Dans la région de Beni, au Nord-Kivu, le cacao fait vivre des milliers de familles. Mais les vols répétés mettent en péril des mois de travail. Face à cette menace, des jeunes, souvent enfants d’agriculteurs, ont créé des brigades de surveillance pour protéger les plantations et sécuriser les récoltes.

Dans la région de Beni, à l’est de la République démocratique du Congo, le cacao est une ressource vitale pour les agriculteurs. Mais cette richesse attire aussi les voleurs, qui profitent de l’absence des propriétaires pour piller les plantations, parfois avec violence. Pour faire face à ce fléau, des jeunes ont décidé de s’organiser et de prendre en main la protection des champs.

Des patrouilles citoyennes pour défendre les plantations

Chaque jour, de jeunes volontaires comme Francine Salama parcourent les pistes menant aux plantations autour de Mbau, près de Beni. Ils ne sont ni soldats ni policiers, mais forment des brigades de gardiennage chargées de surveiller les champs, en particulier le cacao mûr, très convoité. Certains passent même la nuit sur place pour dissuader les voleurs. Lorsqu’un suspect est interpellé, il est remis à la police.

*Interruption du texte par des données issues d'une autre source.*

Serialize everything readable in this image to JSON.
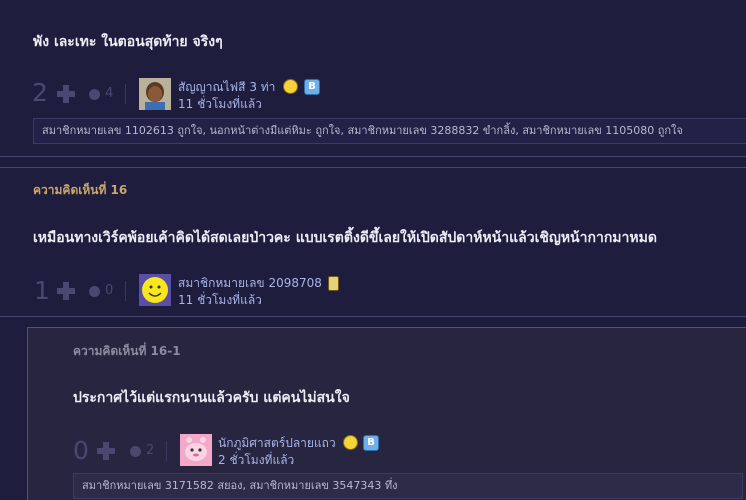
{
  "comment_top": {
    "text": "พัง เละเทะ ในตอนสุดท้าย จริงๆ",
    "votes": "2",
    "emotions": "4",
    "user": "สัญญาณไฟสี 3 ท่า",
    "time": "11 ชั่วโมงที่แล้ว",
    "badge_b": "B",
    "reactions": "สมาชิกหมายเลข 1102613 ถูกใจ, นอกหน้าต่างมีแต่หิมะ ถูกใจ, สมาชิกหมายเลข 3288832 ขำกลิ้ง, สมาชิกหมายเลข 1105080 ถูกใจ"
  },
  "comment_16": {
    "title": "ความคิดเห็นที่ 16",
    "text": "เหมือนทางเวิร์คพ้อยเค้าคิดได้สดเลยป่าวคะ แบบเรตติ้งดีขึ้เลยให้เปิดสัปดาห์หน้าแล้วเชิญหน้ากากมาหมด",
    "votes": "1",
    "emotions": "0",
    "user": "สมาชิกหมายเลข 2098708",
    "time": "11 ชั่วโมงที่แล้ว"
  },
  "reply_16_1": {
    "title": "ความคิดเห็นที่ 16-1",
    "text": "ประกาศไว้แต่แรกนานแล้วครับ แต่คนไม่สนใจ",
    "votes": "0",
    "emotions": "2",
    "user": "นักภูมิศาสตร์ปลายแถว",
    "time": "2 ชั่วโมงที่แล้ว",
    "badge_b": "B",
    "reactions": "สมาชิกหมายเลข 3171582 สยอง, สมาชิกหมายเลข 3547343 ทึ่ง"
  },
  "colors": {
    "background": "#1f1d3d",
    "reply_background": "#27253f",
    "comment_title": "#c9a66b",
    "username": "#a7b4e8"
  }
}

Ces brigades sont composées en majorité d’enfants d’agriculteurs, parfois eux-mêmes cultivateurs. Sans moyens importants, ils ont choisi de s’unir pour répondre à un problème local qui menaçait directement leurs familles et leurs moyens de subsistance.

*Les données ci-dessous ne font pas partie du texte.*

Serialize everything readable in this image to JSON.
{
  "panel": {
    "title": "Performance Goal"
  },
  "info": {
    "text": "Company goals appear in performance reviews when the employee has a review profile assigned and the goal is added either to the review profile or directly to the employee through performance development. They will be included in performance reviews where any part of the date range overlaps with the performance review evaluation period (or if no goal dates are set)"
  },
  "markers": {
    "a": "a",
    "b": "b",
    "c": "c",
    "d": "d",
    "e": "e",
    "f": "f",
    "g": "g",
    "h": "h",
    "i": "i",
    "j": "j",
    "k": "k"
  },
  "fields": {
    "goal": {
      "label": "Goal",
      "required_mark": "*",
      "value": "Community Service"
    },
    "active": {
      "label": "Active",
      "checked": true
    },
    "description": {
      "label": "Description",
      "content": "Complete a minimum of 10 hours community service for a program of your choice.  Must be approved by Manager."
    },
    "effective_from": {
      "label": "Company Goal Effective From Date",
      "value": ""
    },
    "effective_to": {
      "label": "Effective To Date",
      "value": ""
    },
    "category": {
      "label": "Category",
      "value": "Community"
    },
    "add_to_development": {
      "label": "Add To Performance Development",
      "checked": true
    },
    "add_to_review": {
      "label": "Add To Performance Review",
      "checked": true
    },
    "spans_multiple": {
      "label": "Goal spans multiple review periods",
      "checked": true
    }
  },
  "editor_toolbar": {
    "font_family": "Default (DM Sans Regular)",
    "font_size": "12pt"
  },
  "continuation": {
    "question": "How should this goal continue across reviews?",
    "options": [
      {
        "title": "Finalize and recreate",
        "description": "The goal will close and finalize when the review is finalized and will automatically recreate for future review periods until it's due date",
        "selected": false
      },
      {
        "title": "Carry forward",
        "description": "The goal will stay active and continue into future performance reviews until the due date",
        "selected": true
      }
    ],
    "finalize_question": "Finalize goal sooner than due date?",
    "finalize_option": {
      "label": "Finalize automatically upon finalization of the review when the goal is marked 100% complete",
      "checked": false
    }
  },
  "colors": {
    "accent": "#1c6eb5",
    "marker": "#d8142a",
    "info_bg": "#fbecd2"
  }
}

Des récoltes sauvées, des espoirs retrouvés

Pour des jeunes comme Tsongo Dorcasse, l’engagement est né d’une expérience douloureuse. Après le vol des récoltes de ses parents, elle a dû abandonner ses études faute de moyens. Aujourd’hui, elle patrouille le long des routes et se réjouit de voir les agriculteurs rentrer chez eux avec leurs sacs de cacao intacts.

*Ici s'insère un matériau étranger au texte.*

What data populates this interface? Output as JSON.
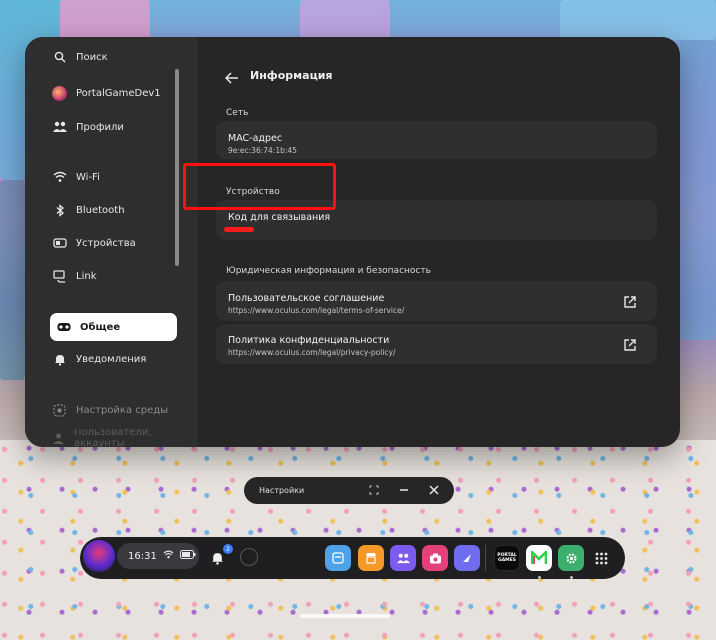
{
  "sidebar": {
    "items": [
      {
        "label": "Поиск",
        "icon": "search-icon"
      },
      {
        "label": "PortalGameDev1",
        "icon": "avatar-icon"
      },
      {
        "label": "Профили",
        "icon": "people-icon"
      },
      {
        "label": "Wi-Fi",
        "icon": "wifi-icon"
      },
      {
        "label": "Bluetooth",
        "icon": "bluetooth-icon"
      },
      {
        "label": "Устройства",
        "icon": "devices-icon"
      },
      {
        "label": "Link",
        "icon": "link-icon"
      },
      {
        "label": "Общее",
        "icon": "headset-icon",
        "active": true
      },
      {
        "label": "Уведомления",
        "icon": "bell-icon"
      },
      {
        "label": "Настройка среды",
        "icon": "environment-icon"
      },
      {
        "label": "Пользователи, аккаунты",
        "icon": "users-icon"
      }
    ]
  },
  "content": {
    "title": "Информация",
    "sections": [
      {
        "label": "Сеть",
        "cards": [
          {
            "title": "MAC-адрес",
            "sub": "9e:ec:36:74:1b:45"
          }
        ]
      },
      {
        "label": "Устройство",
        "cards": [
          {
            "title": "Код для связывания",
            "sub": ""
          }
        ]
      },
      {
        "label": "Юридическая информация и безопасность",
        "cards": [
          {
            "title": "Пользовательское соглашение",
            "sub": "https://www.oculus.com/legal/terms-of-service/"
          },
          {
            "title": "Политика конфиденциальности",
            "sub": "https://www.oculus.com/legal/privacy-policy/"
          }
        ]
      }
    ]
  },
  "mini_window": {
    "title": "Настройки"
  },
  "dock": {
    "time": "16:31",
    "notification_count": "2",
    "portal_label": "PORTAL\nGAMES"
  },
  "colors": {
    "highlight": "#ff1010",
    "active_bg": "#ffffff",
    "panel_bg": "#262626"
  }
}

Les producteurs, eux, constatent un changement net. Amona Kikuku se souvient d’une époque où des mois de travail pouvaient disparaître en une seule journée. Désormais, grâce à la présence des brigades, les récoltes sont mieux protégées et l’espoir est revenu dans les champs.

Une solidarité locale malgré les risques

À la sortie des plantations, des points de contrôle permettent de vérifier les récoltes et de rassurer les agriculteurs. En signe de reconnaissance, certains producteurs offrent volontairement une partie de leur cacao aux jeunes gardiens.  

Dans l’ombre des cacaoyers, ces jeunes veillent, conscients des risques, mais déterminés à protéger une richesse essentielle à la survie de leurs communautés.